And you know, the fact of the matter is that when you begin to think about this institution—by which I really mean this institution—you soon realize that it’s a captivating institution to think about. The story of Chicago’s self-fashioning over the past century is a very good story. All but needless to add, it’s an ongoing story.

Real change has taken place and other changes still need to take place. In part, this means recognizing that some fundamental, structural alterations will begin to force us out of our habitual ways of doing and thinking about things. This can be an opportunity to be genuinely productive, genuinely imaginative, and, ideally, genuinely collective in fashioning new opportunities for both undergraduate and graduate students. Now that our College students have a few more electives to take, we can start thinking more seriously about how departmental courses for non-majors, interdivisional senior courses, the many new opportunities to study abroad, can be orchestrated into a dynamic undergraduate education.

That’s the “vision thing” part of this job. It doesn’t depend on my creativity and energy, but on my capacity to foster other people’s creativity and energy. You don’t get new core courses because a master of a division says, “Ah, there will be new core courses.” You get new core courses because a few people began to think about a certain problem, and get more people to think about that problem, and eventually it becomes a core course.

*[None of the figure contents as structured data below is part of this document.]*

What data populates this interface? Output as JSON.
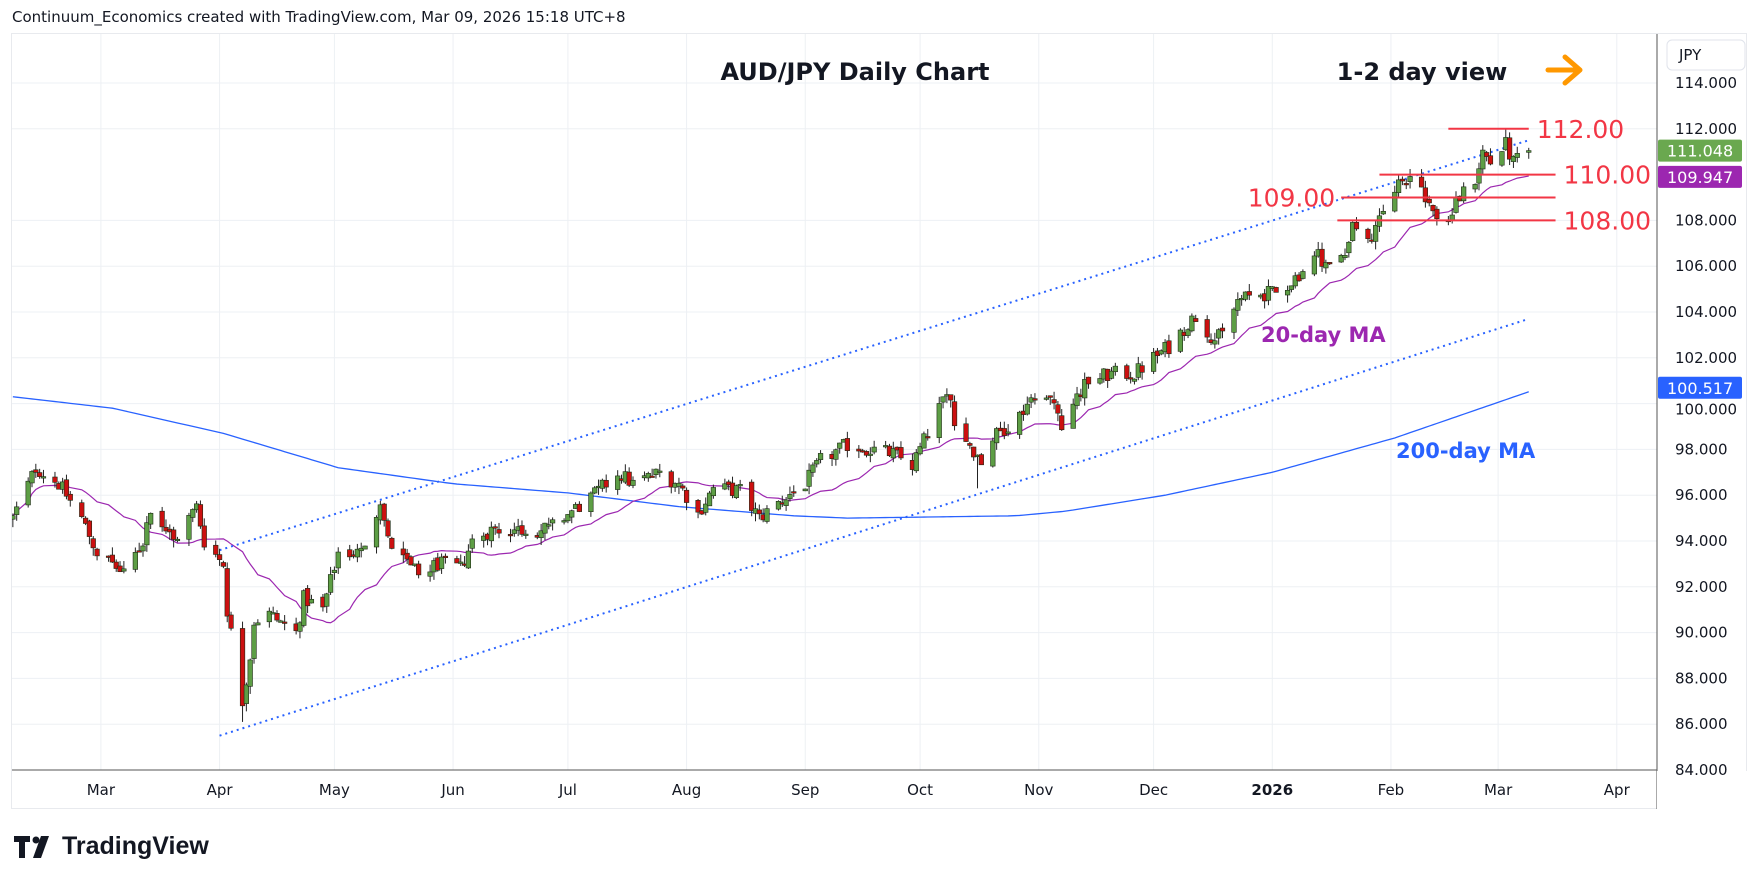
{
  "header": {
    "attribution": "Continuum_Economics created with TradingView.com, Mar 09, 2026 15:18 UTC+8"
  },
  "branding": {
    "logo_text": "TradingView"
  },
  "chart_data": {
    "type": "candlestick",
    "title": "AUD/JPY Daily Chart",
    "subtitle": "1-2 day view",
    "view_direction": "right-arrow",
    "currency_label": "JPY",
    "ylim": [
      84,
      115.5
    ],
    "y_ticks": [
      "84.000",
      "86.000",
      "88.000",
      "90.000",
      "92.000",
      "94.000",
      "96.000",
      "98.000",
      "100.000",
      "102.000",
      "104.000",
      "106.000",
      "108.000",
      "112.000",
      "114.000"
    ],
    "x_ticks": [
      {
        "label": "Mar",
        "date": "2025-03-01"
      },
      {
        "label": "Apr",
        "date": "2025-04-01"
      },
      {
        "label": "May",
        "date": "2025-05-01"
      },
      {
        "label": "Jun",
        "date": "2025-06-01"
      },
      {
        "label": "Jul",
        "date": "2025-07-01"
      },
      {
        "label": "Aug",
        "date": "2025-08-01"
      },
      {
        "label": "Sep",
        "date": "2025-09-01"
      },
      {
        "label": "Oct",
        "date": "2025-10-01"
      },
      {
        "label": "Nov",
        "date": "2025-11-01"
      },
      {
        "label": "Dec",
        "date": "2025-12-01"
      },
      {
        "label": "2026",
        "date": "2026-01-01",
        "bold": true
      },
      {
        "label": "Feb",
        "date": "2026-02-01"
      },
      {
        "label": "Mar",
        "date": "2026-03-01"
      },
      {
        "label": "Apr",
        "date": "2026-04-01"
      }
    ],
    "close_path": [
      [
        "2025-02-06",
        95.0
      ],
      [
        "2025-02-12",
        97.2
      ],
      [
        "2025-02-18",
        96.5
      ],
      [
        "2025-02-24",
        95.0
      ],
      [
        "2025-02-28",
        93.5
      ],
      [
        "2025-03-04",
        93.0
      ],
      [
        "2025-03-07",
        92.5
      ],
      [
        "2025-03-12",
        94.0
      ],
      [
        "2025-03-14",
        95.5
      ],
      [
        "2025-03-20",
        94.0
      ],
      [
        "2025-03-26",
        95.5
      ],
      [
        "2025-03-28",
        94.0
      ],
      [
        "2025-04-02",
        93.0
      ],
      [
        "2025-04-03",
        91.0
      ],
      [
        "2025-04-07",
        87.0
      ],
      [
        "2025-04-09",
        89.0
      ],
      [
        "2025-04-10",
        90.5
      ],
      [
        "2025-04-14",
        90.8
      ],
      [
        "2025-04-21",
        90.0
      ],
      [
        "2025-04-23",
        91.5
      ],
      [
        "2025-04-28",
        91.0
      ],
      [
        "2025-05-02",
        93.5
      ],
      [
        "2025-05-08",
        93.5
      ],
      [
        "2025-05-13",
        95.8
      ],
      [
        "2025-05-15",
        94.0
      ],
      [
        "2025-05-20",
        93.0
      ],
      [
        "2025-05-23",
        92.5
      ],
      [
        "2025-05-28",
        93.0
      ],
      [
        "2025-06-03",
        92.8
      ],
      [
        "2025-06-06",
        94.0
      ],
      [
        "2025-06-11",
        94.5
      ],
      [
        "2025-06-17",
        94.5
      ],
      [
        "2025-06-26",
        94.5
      ],
      [
        "2025-07-02",
        95.3
      ],
      [
        "2025-07-08",
        96.0
      ],
      [
        "2025-07-14",
        97.0
      ],
      [
        "2025-07-18",
        96.5
      ],
      [
        "2025-07-25",
        97.0
      ],
      [
        "2025-07-30",
        96.5
      ],
      [
        "2025-08-04",
        95.2
      ],
      [
        "2025-08-08",
        96.3
      ],
      [
        "2025-08-15",
        96.2
      ],
      [
        "2025-08-20",
        95.0
      ],
      [
        "2025-08-26",
        95.8
      ],
      [
        "2025-09-01",
        96.5
      ],
      [
        "2025-09-05",
        97.5
      ],
      [
        "2025-09-12",
        98.2
      ],
      [
        "2025-09-18",
        98.0
      ],
      [
        "2025-09-24",
        97.8
      ],
      [
        "2025-09-29",
        97.3
      ],
      [
        "2025-10-06",
        99.8
      ],
      [
        "2025-10-09",
        100.5
      ],
      [
        "2025-10-10",
        99.0
      ],
      [
        "2025-10-13",
        98.5
      ],
      [
        "2025-10-17",
        97.5
      ],
      [
        "2025-10-20",
        98.5
      ],
      [
        "2025-10-27",
        99.5
      ],
      [
        "2025-10-31",
        100.5
      ],
      [
        "2025-11-05",
        100.0
      ],
      [
        "2025-11-07",
        99.2
      ],
      [
        "2025-11-11",
        100.3
      ],
      [
        "2025-11-14",
        101.0
      ],
      [
        "2025-11-20",
        101.3
      ],
      [
        "2025-11-26",
        101.3
      ],
      [
        "2025-12-01",
        102.0
      ],
      [
        "2025-12-05",
        102.5
      ],
      [
        "2025-12-10",
        103.5
      ],
      [
        "2025-12-12",
        103.8
      ],
      [
        "2025-12-17",
        102.8
      ],
      [
        "2025-12-19",
        103.0
      ],
      [
        "2025-12-23",
        104.5
      ],
      [
        "2025-12-29",
        104.8
      ],
      [
        "2026-01-02",
        104.8
      ],
      [
        "2026-01-07",
        105.5
      ],
      [
        "2026-01-13",
        106.5
      ],
      [
        "2026-01-16",
        106.0
      ],
      [
        "2026-01-20",
        106.5
      ],
      [
        "2026-01-22",
        108.0
      ],
      [
        "2026-01-26",
        107.0
      ],
      [
        "2026-01-28",
        107.5
      ],
      [
        "2026-02-02",
        109.5
      ],
      [
        "2026-02-06",
        110.0
      ],
      [
        "2026-02-09",
        109.5
      ],
      [
        "2026-02-12",
        108.3
      ],
      [
        "2026-02-16",
        108.0
      ],
      [
        "2026-02-19",
        109.0
      ],
      [
        "2026-02-23",
        109.8
      ],
      [
        "2026-02-25",
        111.0
      ],
      [
        "2026-02-27",
        110.5
      ],
      [
        "2026-03-03",
        111.3
      ],
      [
        "2026-03-05",
        110.5
      ],
      [
        "2026-03-09",
        111.048
      ]
    ],
    "extremes": [
      [
        "2025-04-07",
        "low",
        86.1
      ],
      [
        "2026-03-03",
        "high",
        112.0
      ],
      [
        "2025-10-16",
        "low",
        96.3
      ]
    ],
    "series": [
      {
        "name": "20-day MA",
        "color": "#9c27b0",
        "last": "109.947",
        "label": "20-day MA"
      },
      {
        "name": "200-day MA",
        "color": "#2962ff",
        "last": "100.517",
        "label": "200-day MA",
        "path": [
          [
            "2025-02-06",
            100.3
          ],
          [
            "2025-03-04",
            99.8
          ],
          [
            "2025-04-02",
            98.7
          ],
          [
            "2025-05-02",
            97.2
          ],
          [
            "2025-06-01",
            96.5
          ],
          [
            "2025-07-01",
            96.1
          ],
          [
            "2025-07-30",
            95.5
          ],
          [
            "2025-08-29",
            95.1
          ],
          [
            "2025-09-12",
            95.0
          ],
          [
            "2025-10-26",
            95.1
          ],
          [
            "2025-11-08",
            95.3
          ],
          [
            "2025-12-04",
            96.0
          ],
          [
            "2026-01-01",
            97.0
          ],
          [
            "2026-02-02",
            98.5
          ],
          [
            "2026-03-09",
            100.517
          ]
        ]
      }
    ],
    "last_price": {
      "value": "111.048",
      "color": "#6aa84f"
    },
    "trendlines": [
      {
        "name": "upper-channel",
        "from": [
          "2025-04-01",
          93.6
        ],
        "to": [
          "2026-03-09",
          111.5
        ]
      },
      {
        "name": "lower-channel",
        "from": [
          "2025-04-01",
          85.5
        ],
        "to": [
          "2026-03-09",
          103.7
        ]
      }
    ],
    "levels": [
      {
        "label": "112.00",
        "value": 112.0,
        "from": "2026-02-16",
        "to": "2026-03-09"
      },
      {
        "label": "110.00",
        "value": 110.0,
        "from": "2026-01-29",
        "to": "2026-03-16"
      },
      {
        "label": "109.00",
        "value": 109.0,
        "from": "2026-01-19",
        "to": "2026-03-16"
      },
      {
        "label": "108.00",
        "value": 108.0,
        "from": "2026-01-18",
        "to": "2026-03-16"
      }
    ],
    "colors": {
      "up": "#5d9e45",
      "down": "#cc1010",
      "level": "#f23645",
      "arrow": "#ff9800",
      "trend": "#2962ff"
    }
  }
}
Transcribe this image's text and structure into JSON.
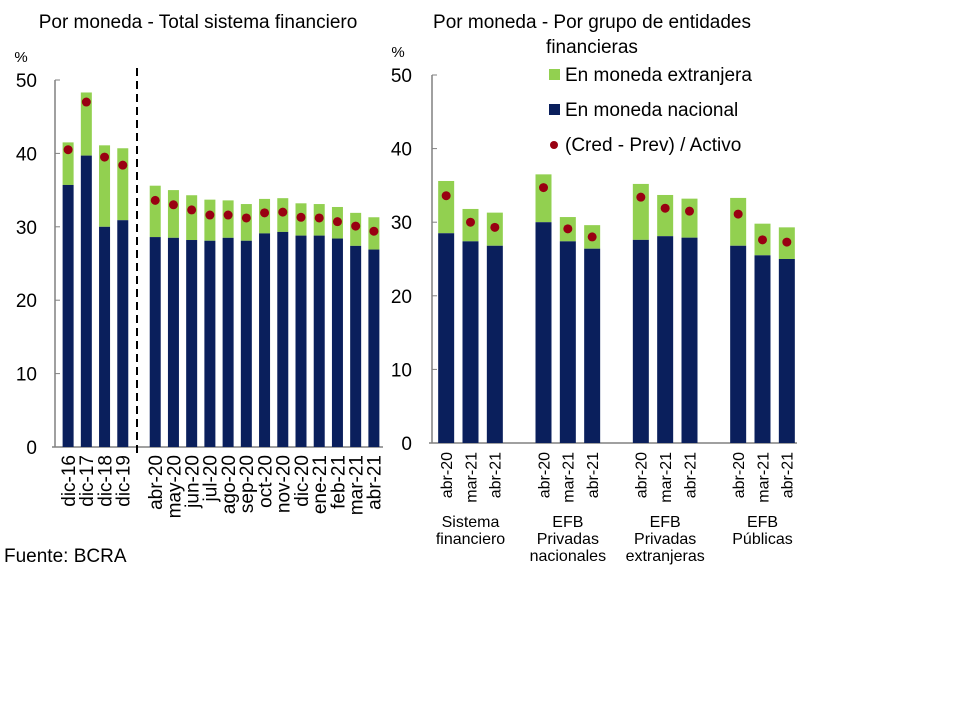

The Reading Cultures core sequence is a perfect example. People from five departments—who were all very interested in cultural transmission, cultural contacts, and cultural identity—got together because of theoretical issues they shared. After two years of conversation, the course finally emerged. For me, the example is important, because it demonstrated how people who work in very different fields, but who share some theoretical concerns, can use what they’re learning from their research to build general-education courses. In other words, this is an example of what I take to be the benefits of being an undergraduate at a research institution.

I think that the master of a collegiate division has an opportunity to try to catalyze colleagues to recognize that lurking somewhere among their barely shared interests there may be a new course.

Is there any particular change for which you’d like to be the catalyst?

Yes. I want to help find, or make, a new place at Chicago for the creative and the performing arts. The success of our University Theater program is exemplary. But our artists in Midway Studios, who also have done extraordinary work, are suffering from both a literal and a figurative marginality. This has a long history, too long.
It remains a question what place studio art, photography, video and film production could have at Chicago. The new dean of the humanities division, Janel Mueller, and I have already begun talking about this as a shared concern.

I myself would like to imagine a moment where the creative and performing arts have a bigger place in every undergraduate’s life. I don’t mean the art history major, I mean the chemistry major, someone for whom two courses in creative writing or in video production might provide a completely new opening to the humanities. Visual culture is something much attended to at Chicago, in several departments. But when you’re asked to draw, to paint, or to shoot photographs, you gain new insight into the visual world.

How do you balance your own research with your new responsibilities?

I’m at stage two of two stages in writing a book that I’m calling The Sense of Things: Literary Objects in America. The bulk of the research is done, and much of the book now exists in draft form. If I hadn’t been over that hurdle, I couldn’t have accepted the job, because I wouldn’t have been able to complete the project from this office. Now the frame is there, and much of the picture. Which doesn’t mean I don’t have many late nights of writing ahead of me. Then again, I always write at night.

It has been some help that this book is related to the “Collecting” quarter of the Reading Cultures course. In one section of the book, I’m looking at regionalist writing in America to figure out the status of the object in that fiction vis-à-vis the status of the objects in ethnological museums. You know, anthropology at the time—the 1880s, the 1890s—was really in the museum. Anthropologists weren’t university professors, they were curators. The “object lesson” was the buzz word of the day. People were supposed to learn from objects, whether in the Smithsonian or in John Dewey’s Lab Schools. Displayed objects were meant to attain a new kind of legibility; they were exhibited so that a museum-goer could read “culture” out of them. My question is how regionalist fiction, especially the fiction of Sarah Orne Jewett, uses or revises this notion of the “legible” object.

More generally, though, this book is supposed to be a prehistory of the modernist fascination with the object, the sort of fascination you find in the French surrealists, in the dadaists, in William Carlos Williams’ “No ideas but in things.” It’s the prehistory, in America, of the sort of fascination that Miriam Hansen of the Film Studies Center and I addressed in a course we taught together this past spring, Modernity and the Sense of Things.

Can you imagine how the humanities curriculum will look as you end your term as master in 2002?

I’d like to imagine that we’ll have some new core courses that respond interestingly to the new requirements, perhaps some of the current requirements. I’ve heard some fascinating ideas.
I hope that every undergraduate is spending time abroad, that a majority of students are getting proficiency certificates in a foreign language, and that the creative and performing arts are creeping toward the center of undergraduate life.

The humanities will need more faculty. My guess is that, with more electives, more undergraduates will take more courses in the humanities, and the existing humanities faculty cannot be asked to take on a disproportionate amount of the teaching to be done in a larger College. With the necessary resources, though, the Humanities will be central in preserving—indeed augmenting—the vitality of the College, and in vitalizing the relation between advanced research and undergraduate education.